California’s statehood marked the beginning of the end of an era of lawlessness nearly unprecedented in American history.
But the heated debate over statehood in the U.S. Senate marked the origins of our most self-destructive war.
On Wednesday, Sept. 9, our Golden State celebrated its 165th birthday. The great seal of the state of California features an outline of San Francisco Bay and the Golden Gate, the image of a grizzly bear and the Roman goddess Minerva (Greek: Athena), born full grown from the mind of Jupiter.
California was born as a state without ever becoming a territory of the United States. From July 7, 1846, to Dec. 20, 1849, California was formally governed by the U.S. War Department.
From 1846 to 1850, local government in San Luis Obispo was on a temporary basis, with ultimate authority resting in the hands of the War Department in Washington. During that same period, a major shift took place in the political and economic geography of America’s new possession on the Pacific shore.
Following the Gold Rush, what are now San Luis Obispo, Santa Barbara and Ventura counties became a wild and remote portion of the state, avoided by most travelers and especially neglected by the San Francisco- and Mother Lode-dominated legislators in Sacramento. This remained true until after 1869.
Although California did not officially become a state until Sept. 9, 1850, the state constitution written at Monterey’s Colton Hall went into effect on Dec. 20, 1849. Only on
Feb. 18, 1850, did the new state Legislature create the first counties. San Luis Obispo was one of the 27 original counties with boundaries that are only slightly different from the present, enclosing 3,250 square miles.
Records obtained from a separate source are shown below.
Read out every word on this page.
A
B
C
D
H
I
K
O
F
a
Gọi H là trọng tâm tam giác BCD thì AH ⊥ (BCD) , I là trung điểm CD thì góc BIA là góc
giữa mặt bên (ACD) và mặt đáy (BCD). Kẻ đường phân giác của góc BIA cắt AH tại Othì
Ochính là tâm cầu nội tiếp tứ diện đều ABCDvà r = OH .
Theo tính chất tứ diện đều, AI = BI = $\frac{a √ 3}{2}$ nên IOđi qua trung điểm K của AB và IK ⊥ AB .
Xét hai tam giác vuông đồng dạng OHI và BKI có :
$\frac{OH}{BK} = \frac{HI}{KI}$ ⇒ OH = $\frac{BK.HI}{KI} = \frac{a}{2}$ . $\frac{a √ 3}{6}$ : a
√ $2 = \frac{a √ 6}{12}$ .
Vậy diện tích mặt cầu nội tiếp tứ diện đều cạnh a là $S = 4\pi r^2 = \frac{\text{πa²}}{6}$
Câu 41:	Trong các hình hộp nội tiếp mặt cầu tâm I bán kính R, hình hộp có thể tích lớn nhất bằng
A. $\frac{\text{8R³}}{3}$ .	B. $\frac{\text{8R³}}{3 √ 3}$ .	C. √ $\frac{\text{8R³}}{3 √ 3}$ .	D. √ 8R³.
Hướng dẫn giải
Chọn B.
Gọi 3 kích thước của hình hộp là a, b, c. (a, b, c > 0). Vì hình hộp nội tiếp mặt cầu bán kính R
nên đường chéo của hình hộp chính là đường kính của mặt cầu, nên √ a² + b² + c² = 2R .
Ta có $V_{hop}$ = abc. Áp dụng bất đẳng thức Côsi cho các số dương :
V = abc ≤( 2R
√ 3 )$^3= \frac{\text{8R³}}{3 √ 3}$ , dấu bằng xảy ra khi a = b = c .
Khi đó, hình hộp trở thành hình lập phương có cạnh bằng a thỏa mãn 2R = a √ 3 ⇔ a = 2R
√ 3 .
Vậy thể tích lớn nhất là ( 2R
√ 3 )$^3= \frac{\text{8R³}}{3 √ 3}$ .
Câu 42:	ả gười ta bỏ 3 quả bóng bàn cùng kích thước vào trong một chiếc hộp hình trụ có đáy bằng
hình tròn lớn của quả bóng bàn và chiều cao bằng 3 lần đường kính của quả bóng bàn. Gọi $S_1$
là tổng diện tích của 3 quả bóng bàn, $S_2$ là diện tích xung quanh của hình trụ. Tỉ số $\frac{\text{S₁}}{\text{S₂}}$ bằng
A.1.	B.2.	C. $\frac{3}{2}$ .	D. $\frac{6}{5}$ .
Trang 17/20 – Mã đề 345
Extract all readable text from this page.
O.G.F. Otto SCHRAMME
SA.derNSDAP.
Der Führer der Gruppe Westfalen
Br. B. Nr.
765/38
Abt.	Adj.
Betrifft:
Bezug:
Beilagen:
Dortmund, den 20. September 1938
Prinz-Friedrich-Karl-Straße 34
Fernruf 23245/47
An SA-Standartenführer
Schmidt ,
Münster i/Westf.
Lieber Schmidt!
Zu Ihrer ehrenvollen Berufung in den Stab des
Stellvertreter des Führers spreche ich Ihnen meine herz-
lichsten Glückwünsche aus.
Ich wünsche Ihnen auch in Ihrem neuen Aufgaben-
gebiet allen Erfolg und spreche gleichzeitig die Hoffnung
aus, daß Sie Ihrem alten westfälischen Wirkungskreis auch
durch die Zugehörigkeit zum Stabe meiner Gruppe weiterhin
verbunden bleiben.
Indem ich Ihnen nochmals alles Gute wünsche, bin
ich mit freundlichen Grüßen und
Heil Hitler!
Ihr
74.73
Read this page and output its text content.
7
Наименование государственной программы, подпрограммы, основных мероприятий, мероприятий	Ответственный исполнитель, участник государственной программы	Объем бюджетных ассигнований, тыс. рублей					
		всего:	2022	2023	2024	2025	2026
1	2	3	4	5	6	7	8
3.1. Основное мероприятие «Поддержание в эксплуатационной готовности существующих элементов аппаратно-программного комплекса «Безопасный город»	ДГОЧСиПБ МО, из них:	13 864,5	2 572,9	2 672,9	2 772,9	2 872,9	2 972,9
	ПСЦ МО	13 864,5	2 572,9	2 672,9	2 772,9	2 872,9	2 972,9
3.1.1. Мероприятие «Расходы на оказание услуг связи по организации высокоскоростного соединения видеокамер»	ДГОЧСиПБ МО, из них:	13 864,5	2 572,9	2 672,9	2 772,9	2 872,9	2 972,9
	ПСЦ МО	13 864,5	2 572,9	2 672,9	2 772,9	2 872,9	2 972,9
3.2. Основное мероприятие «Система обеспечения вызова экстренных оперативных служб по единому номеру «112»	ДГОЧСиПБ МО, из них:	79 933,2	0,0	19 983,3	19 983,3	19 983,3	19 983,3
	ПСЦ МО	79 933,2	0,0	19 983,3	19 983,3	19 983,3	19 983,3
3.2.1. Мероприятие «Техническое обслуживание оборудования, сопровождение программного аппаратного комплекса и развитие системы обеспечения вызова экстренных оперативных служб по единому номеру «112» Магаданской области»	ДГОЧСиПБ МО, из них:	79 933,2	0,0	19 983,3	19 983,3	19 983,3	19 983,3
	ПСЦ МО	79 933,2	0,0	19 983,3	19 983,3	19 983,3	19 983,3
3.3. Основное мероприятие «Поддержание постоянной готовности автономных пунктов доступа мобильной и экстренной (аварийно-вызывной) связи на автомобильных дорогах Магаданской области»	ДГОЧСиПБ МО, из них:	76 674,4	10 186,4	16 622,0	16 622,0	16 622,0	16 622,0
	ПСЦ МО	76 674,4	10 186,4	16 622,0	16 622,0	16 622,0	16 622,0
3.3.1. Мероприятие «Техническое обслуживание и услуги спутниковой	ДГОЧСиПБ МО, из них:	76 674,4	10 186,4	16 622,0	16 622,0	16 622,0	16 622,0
Achieving statehood was vital to crime-infested parts of California, most especially the Central Coast, where the first mass murder in the territory occurred at Mission San Miguel on Dec. 5, 1848. Among the 11 victims were the son-in-law and daughter of Gen. Mariano
Vallejo, a “jefe politico” of Mexican California.
Mitigating against statehood was the issue of slavery. The republic of Mexico had banned “the peculiar institution” in 1829. Most Californians wanted a “free” state. The Missouri Compromise of 1820 and admission of Iowa in 1846 and Wisconsin in 1848 kept numerical equality between free and slave states. California’s admission as a “free state” would upset that balance. To the dying senator from South Carolina, John C. Calhoun, losing the richest of the former Mexican territories to abolitionists would be an intolerable defeat for the South. The debate in the Senate was violent. Mississippi Sen. Henry S. Foote drew a pistol on Thomas Hart Benton of Missouri.
After a nine-month debate, Sens. Henry Clay and Stephen Douglas worked out the Compromise of 1850. It left many less than happy. Its consequences included the Fugitive Slave Act of 1850. The act forbade the admission of the testimony of a person accused of being an escaped slave into evidence in a court of law. Courts throughout the United States were compelled to authorize the arrest of any person of color on the affidavit of a slave owner.
On March 6, 1857, the Supreme Court handed down a decision denying the petition for freedom of a former slave named Dred Scott. The Fugitive Slave Act polarized Americans and led to the rebellion of the South. The Civil War followed. Nearly 700,000 Americans died.
The recent tragedy in a black church in Charleston, S.C., demonstrates that some of those issues remain unresolved. Our statehood in the Compromise of 1850 came at a great price.